内作している関係で、製品仕様書が出るのが遅れてしまう。それでもCMMに取り組めますか?
まず、製品仕様書が遅れる理由を考えて下さい。殆どのケースで、スタッフの強化を怠っているものと思われます。どうしても、ソフトウェアの開発部門が最優先されているため、製品仕様書を書く作業が、一人に任されていたりします。たぶん、その人の役割は、製品仕様書を書くだけということになっているため、多くのスタッフを割当てることが出来ないのでしょう。新しい機能や、複雑な機能が盛り込まれる可能性があるのなら、早い段階から、組織化して、知識や技術の習得に着手しておくべきでしょう。また、そのようなスタッフの出番は、新しい技術の先導役であったり、テスト計画のところでも考えられますので、決して、無駄にはならないはずです。

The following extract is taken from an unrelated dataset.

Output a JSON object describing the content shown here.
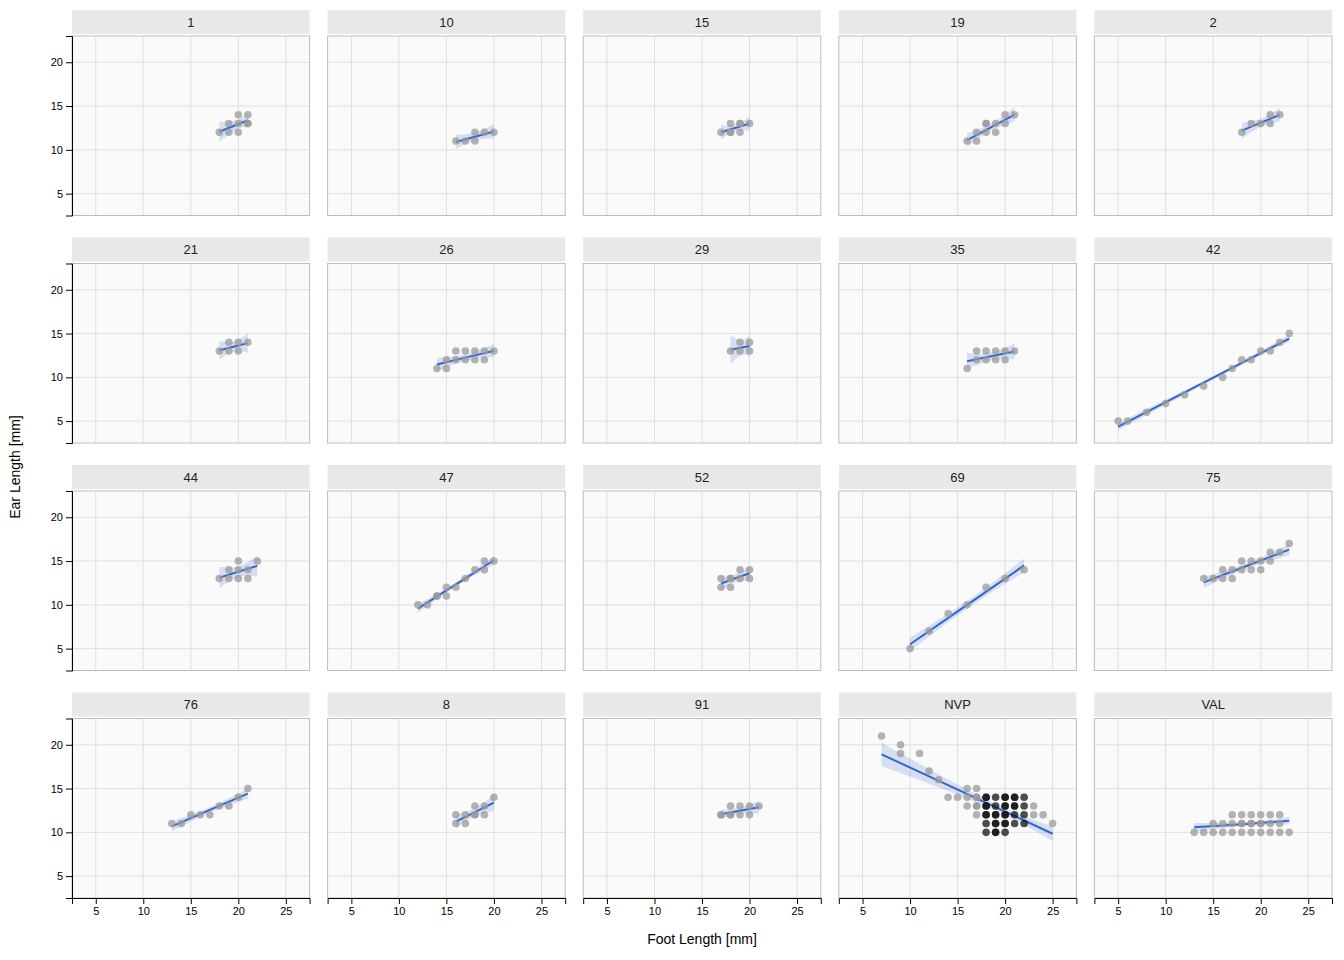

そのような組織上の改善が実現するまでは、製品仕様書が遅れてしまうと言う問題は残っていまいます。そこで、製品仕様書とは別に、要求仕様書を先に作ってしまう方法があります。特に、派生モデルの開発では、この方法が効果を発揮します。
開発者の作業は、要求仕様書に基づいて行なわれますので、製品仕様書の完成が遅れても、直接の影響は受けなくなります。また、要求仕様書は、企画者の持っているアイデアを元に、設計者が作ることによって、複数人を充てることも可能になり、さらに、設計の予行演習の役目も果します。出来上がった要求仕様書は、企画者との間で内容の調整を行うことで、企画担当にとっても、製品仕様書を書くための材料が手に入ることもあります。
もちろん、こうして書かれた要求仕様書は、機能的にも欠落している部分があり、製品仕様の作業が進む中で、仕様の追加や変更が生じてきます。その時、CMMでいう「要求管理」(+「201の鉄則」のアイデア)を取り入れていることで、それらの変更を受け入れる環境が整っているはずです。